Steve Mouzon, my colleague over at Original Green wrote a great blog that can be found at the link in his introduction:
The basic rules of thumb of street tree design are really simple; it’s amazing how often cities and developers don’t get them right. Thoughts?
I responded with this:
Great blog Steve. A couple of thoughts from an engineer:
You recommended planting street trees at the lot line. We engineers VERY often put water or sewer services at the lot lines because we can double up on the pipe (two meters on one service line) and/or the trench. In fact, doubled sewer and water services are often placed at alternate lot lines. So that should be checked before planting trees there.

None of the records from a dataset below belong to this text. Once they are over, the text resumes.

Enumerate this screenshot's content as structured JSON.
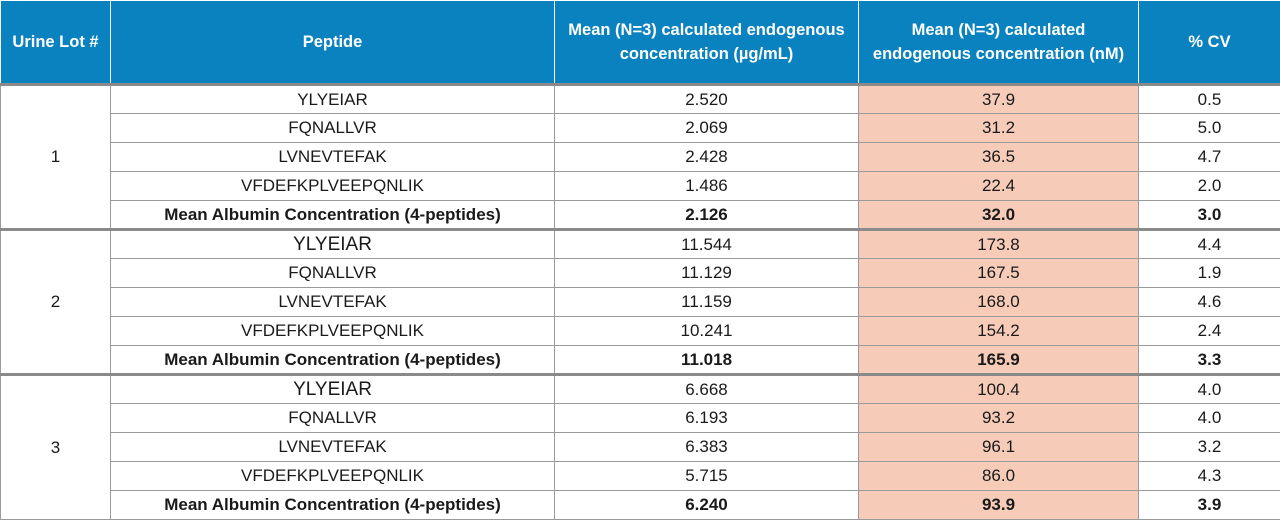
{
  "headers": {
    "lot": "Urine Lot #",
    "peptide": "Peptide",
    "mean_ugml": "Mean (N=3) calculated endogenous concentration (µg/mL)",
    "mean_nm": "Mean (N=3) calculated endogenous concentration (nM)",
    "cv": "% CV"
  },
  "colors": {
    "header_bg": "#0a82bf",
    "nm_highlight": "#f6ccb8"
  },
  "lots": [
    {
      "lot": "1",
      "rows": [
        {
          "peptide": "YLYEIAR",
          "ugml": "2.520",
          "nm": "37.9",
          "cv": "0.5"
        },
        {
          "peptide": "FQNALLVR",
          "ugml": "2.069",
          "nm": "31.2",
          "cv": "5.0"
        },
        {
          "peptide": "LVNEVTEFAK",
          "ugml": "2.428",
          "nm": "36.5",
          "cv": "4.7"
        },
        {
          "peptide": "VFDEFKPLVEEPQNLIK",
          "ugml": "1.486",
          "nm": "22.4",
          "cv": "2.0"
        },
        {
          "peptide": "Mean Albumin Concentration (4-peptides)",
          "ugml": "2.126",
          "nm": "32.0",
          "cv": "3.0"
        }
      ]
    },
    {
      "lot": "2",
      "rows": [
        {
          "peptide": "YLYEIAR",
          "ugml": "11.544",
          "nm": "173.8",
          "cv": "4.4"
        },
        {
          "peptide": "FQNALLVR",
          "ugml": "11.129",
          "nm": "167.5",
          "cv": "1.9"
        },
        {
          "peptide": "LVNEVTEFAK",
          "ugml": "11.159",
          "nm": "168.0",
          "cv": "4.6"
        },
        {
          "peptide": "VFDEFKPLVEEPQNLIK",
          "ugml": "10.241",
          "nm": "154.2",
          "cv": "2.4"
        },
        {
          "peptide": "Mean Albumin Concentration (4-peptides)",
          "ugml": "11.018",
          "nm": "165.9",
          "cv": "3.3"
        }
      ]
    },
    {
      "lot": "3",
      "rows": [
        {
          "peptide": "YLYEIAR",
          "ugml": "6.668",
          "nm": "100.4",
          "cv": "4.0"
        },
        {
          "peptide": "FQNALLVR",
          "ugml": "6.193",
          "nm": "93.2",
          "cv": "4.0"
        },
        {
          "peptide": "LVNEVTEFAK",
          "ugml": "6.383",
          "nm": "96.1",
          "cv": "3.2"
        },
        {
          "peptide": "VFDEFKPLVEEPQNLIK",
          "ugml": "5.715",
          "nm": "86.0",
          "cv": "4.3"
        },
        {
          "peptide": "Mean Albumin Concentration (4-peptides)",
          "ugml": "6.240",
          "nm": "93.9",
          "cv": "3.9"
        }
      ]
    }
  ]
}
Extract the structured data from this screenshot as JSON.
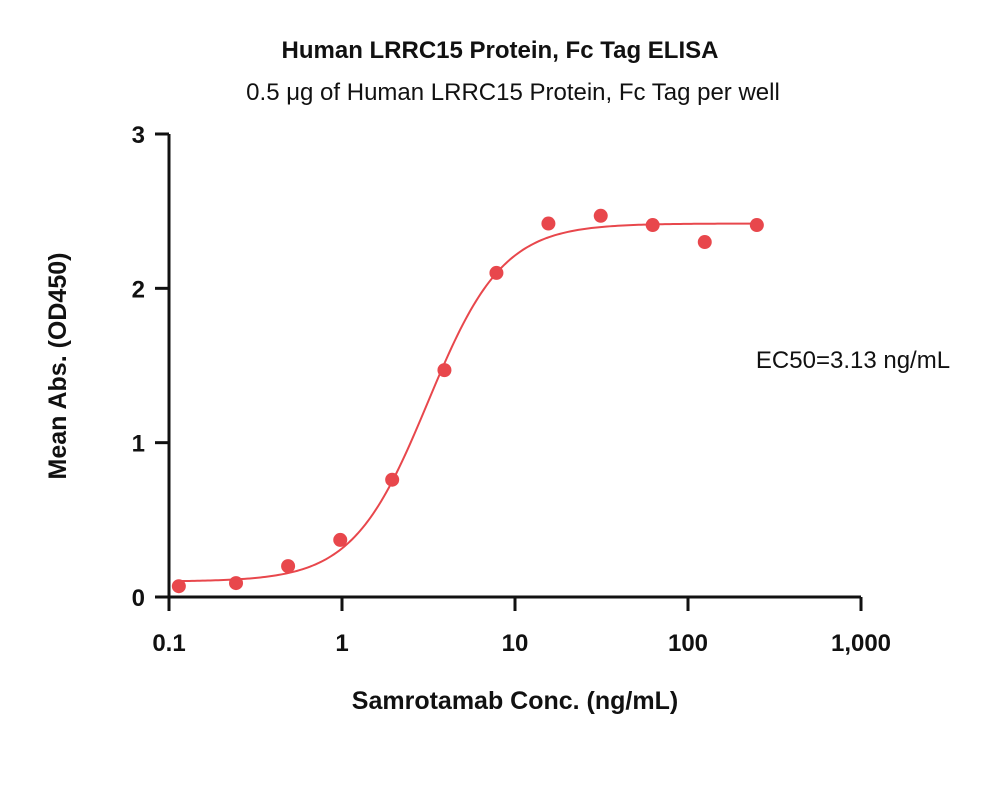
{
  "chart_data": {
    "type": "scatter",
    "title": "Human LRRC15 Protein, Fc Tag ELISA",
    "subtitle": "0.5 μg of Human LRRC15 Protein, Fc Tag per well",
    "xlabel": "Samrotamab Conc. (ng/mL)",
    "ylabel": "Mean Abs. (OD450)",
    "x_scale": "log",
    "xlim": [
      0.1,
      1000
    ],
    "ylim": [
      0,
      3
    ],
    "x_ticks": [
      0.1,
      1,
      10,
      100,
      1000
    ],
    "x_tick_labels": [
      "0.1",
      "1",
      "10",
      "100",
      "1,000"
    ],
    "y_ticks": [
      0,
      1,
      2,
      3
    ],
    "y_tick_labels": [
      "0",
      "1",
      "2",
      "3"
    ],
    "grid": false,
    "color": "#e8474c",
    "series": [
      {
        "x": [
          0.114,
          0.244,
          0.488,
          0.977,
          1.95,
          3.91,
          7.81,
          15.6,
          31.3,
          62.5,
          125,
          250
        ],
        "y": [
          0.07,
          0.09,
          0.2,
          0.37,
          0.76,
          1.47,
          2.1,
          2.42,
          2.47,
          2.41,
          2.3,
          2.41
        ]
      }
    ],
    "fit": {
      "model": "4PL",
      "bottom": 0.1,
      "top": 2.42,
      "ec50": 3.13,
      "hill": 2.0
    },
    "annotation": "EC50=3.13 ng/mL"
  }
}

Root volume is important. There is a natural volume ratio of root to canopy. Life does find a way, but designers should try to help provide a root volume pathway that will help a tree thrive to a longer and larger maturity. Today’s large machinery and geotechnical specifications result in soil compaction far greater than a few decades ago, so some of those large old legacy trees that you see in streets had a head start over today’s plantings. It doesn’t mean, though, that the surface planter area needs to be the size of the mature canopy – just try to provide a path for roots that is at 85% compaction instead of 95%.
We often peer only at the surface, but a key to tree vitality requires us to extend that surface view to a thick mat – then you will see the entire picture.
A rule of thumb is that tree roots will not penetrate soils compacted to greater than 85%.
Most concrete sidewalk specs call for 95% compaction – in order to cover worst case scenarios for the pavement stability. However, research and experience show that most sidewalk failures occur due to differential settlement; and that uniform compaction is more important in preventing differential settlement than compaction percentage is, and also that a few inches of granular material between the soil and the concrete helps alleviate differential settlement. A basic protocol as shown in the sketch and described below:
1. Try to not over-compact existing soils. Use smaller equipment in those areas when possible.
2. In building up soils to accept tree roots compact to 85%, and do it in layers of 8-12 inches at a time of friable soil (optimum moisture content) to ensure uniform compaction.
3. Use a few inches of pea-sized fractured rock under sidewalks.
4. Concrete sidewalk thickness should be at least 4 inches, and consist of high quality concrete that is properly cured.
5. Use fiber-reinforced concrete to increase the tensile strength to help the sidewalk bridge over anomalies in the base. Very little extra material cost, no extra installation cost. Try to avoid adding metal rebar or mesh to concrete because over time the metal gets moist, corrodes and weakens the concrete.